Würden sie die BI noch mal ins Leben rufen, im Wissen, was auf sie zukommt? „Ich hatte zwischendurch schon ein paar schlaflose Nächte, als ich gemerkt habe, das ist nicht mit zwei Stunden in der Woche getan“, meint Scheffler, der Vater zweier Kinder ist. Und auch Gründges kam ins Grübeln, „zu Hause, nachdem ich dafür die Hand gehoben habe. Aber dann war ich überzeugt: Ich mach's, auch wenn's viel Arbeit ist.“

Beide würden es aber wieder tun: „Wir wurden von der Politik ernst genommen, aber wir wurden vor allem von den vielen Menschen, die man auf der Heimaterde jeden Tag getroffen hat, von dem Schwung mitgenommen. Es war schön zu erleben, dass das, was man an Arbeit investiert hat, Früchte trägt und bei den Leuten ankommt.“

Der letzte Paukenschlag?

Das Fulerumer Feld ist zwar nun gerettet, die Politik hat die Pläne zumindest hier begraben, die SPD kassierte ein blaues Auge und verlor kräftig an Stimmen, die Grünen erlebten einen Höhenflug. Und Wirtschaftsförderer Hendrik Dönnebrink schmiss sein zerpflücktes Konzept angefressen hin – der letzte Paukenschlag.

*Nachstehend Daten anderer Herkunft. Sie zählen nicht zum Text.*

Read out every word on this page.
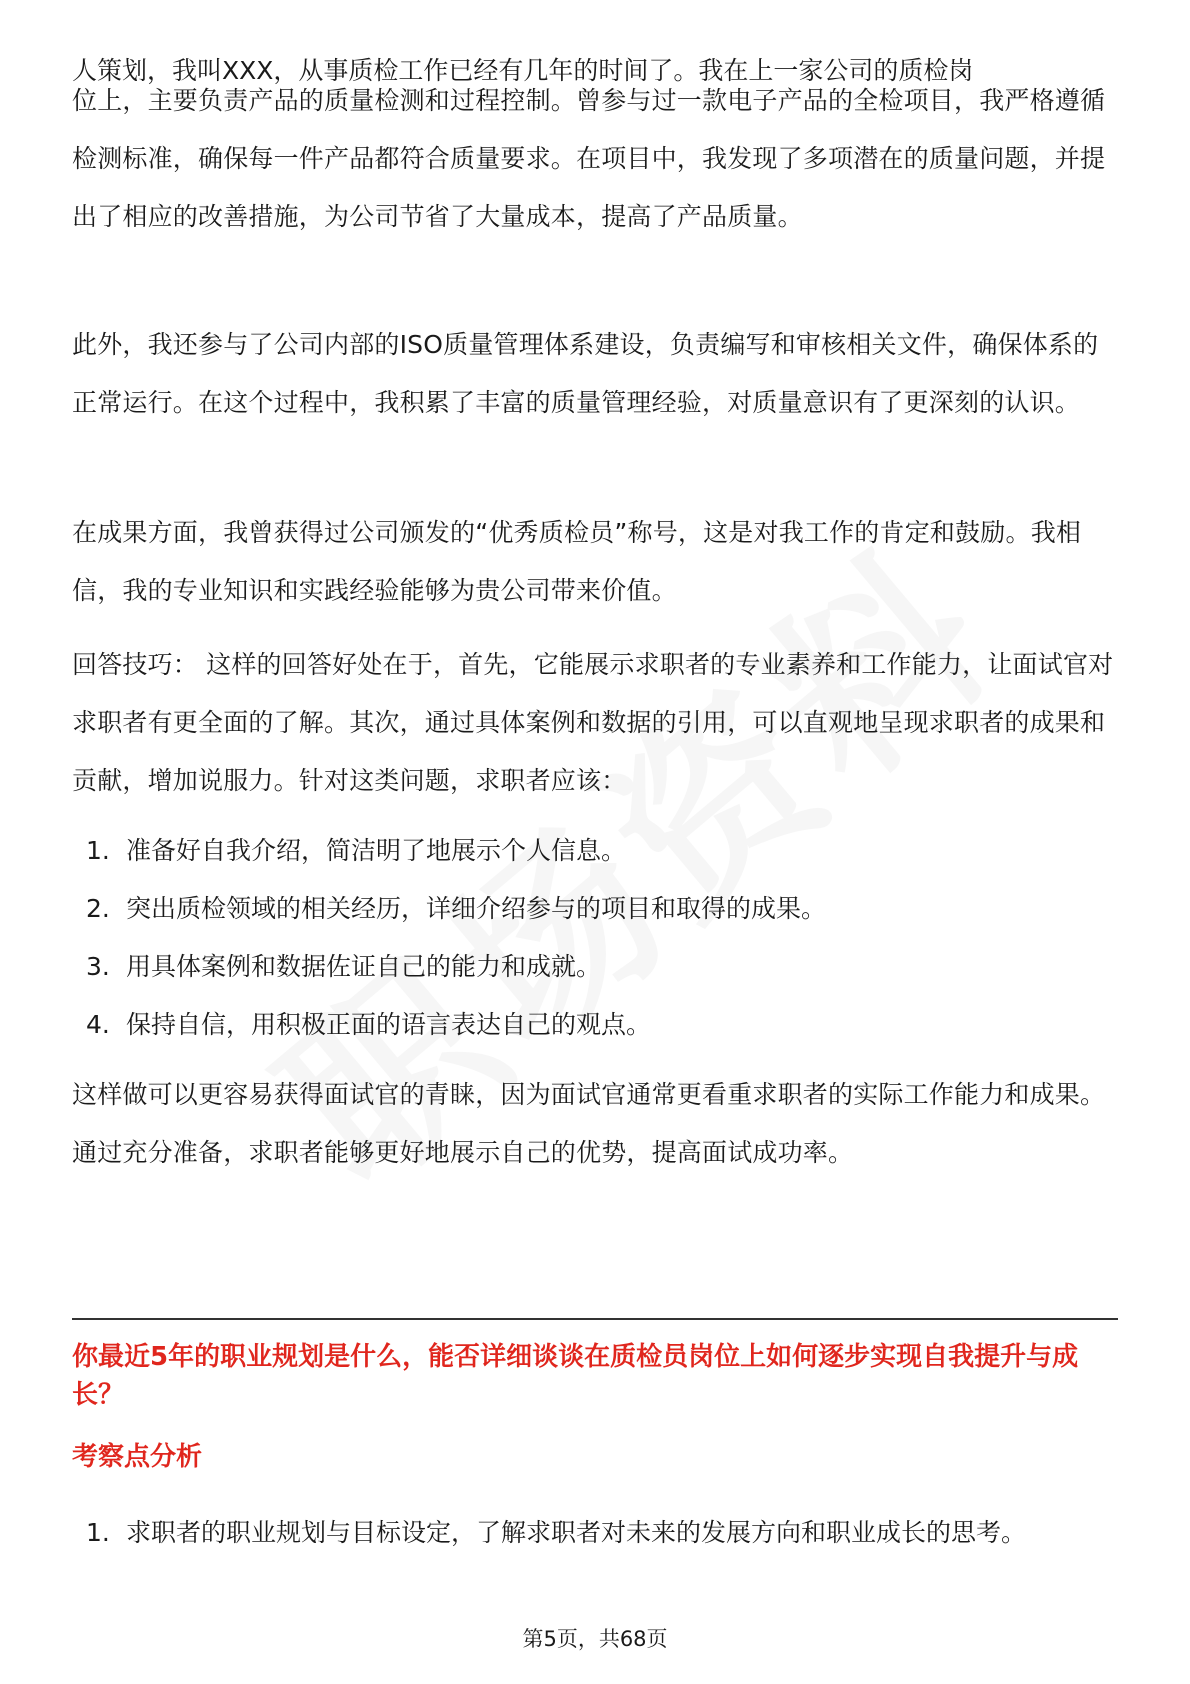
人策划，我叫XXX，从事质检工作已经有几年的时间了。我在上一家公司的质检岗

位上，主要负责产品的质量检测和过程控制。曾参与过一款电子产品的全检项目，我严格遵循检测标准，确保每一件产品都符合质量要求。在项目中，我发现了多项潜在的质量问题，并提出了相应的改善措施，为公司节省了大量成本，提高了产品质量。

此外，我还参与了公司内部的ISO质量管理体系建设，负责编写和审核相关文件，确保体系的正常运行。在这个过程中，我积累了丰富的质量管理经验，对质量意识有了更深刻的认识。

在成果方面，我曾获得过公司颁发的“优秀质检员”称号，这是对我工作的肯定和鼓励。我相信，我的专业知识和实践经验能够为贵公司带来价值。

回答技巧： 这样的回答好处在于，首先，它能展示求职者的专业素养和工作能力，让面试官对求职者有更全面的了解。其次，通过具体案例和数据的引用，可以直观地呈现求职者的成果和贡献，增加说服力。针对这类问题，求职者应该：

1. 准备好自我介绍，简洁明了地展示个人信息。
2. 突出质检领域的相关经历，详细介绍参与的项目和取得的成果。
3. 用具体案例和数据佐证自己的能力和成就。
4. 保持自信，用积极正面的语言表达自己的观点。

这样做可以更容易获得面试官的青睐，因为面试官通常更看重求职者的实际工作能力和成果。通过充分准备，求职者能够更好地展示自己的优势，提高面试成功率。

你最近5年的职业规划是什么，能否详细谈谈在质检员岗位上如何逐步实现自我提升与成长？

考察点分析

1. 求职者的职业规划与目标设定，了解求职者对未来的发展方向和职业成长的思考。
第5页，共68页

Doch die Initiative ruht nur. „Wir werden weiter beobachten, ob es bei der Entscheidung der Politik bleibt“, kündigt Gründges an. „Wir haben ein paar Wochen gebraucht, um durchzuschnaufen. Wir sind aber eine sehr nette Truppe mit vielen Ideen. Wenn es Themen im Kiez gibt, sind wir immer ansprechbar“, deutet Scheffler an.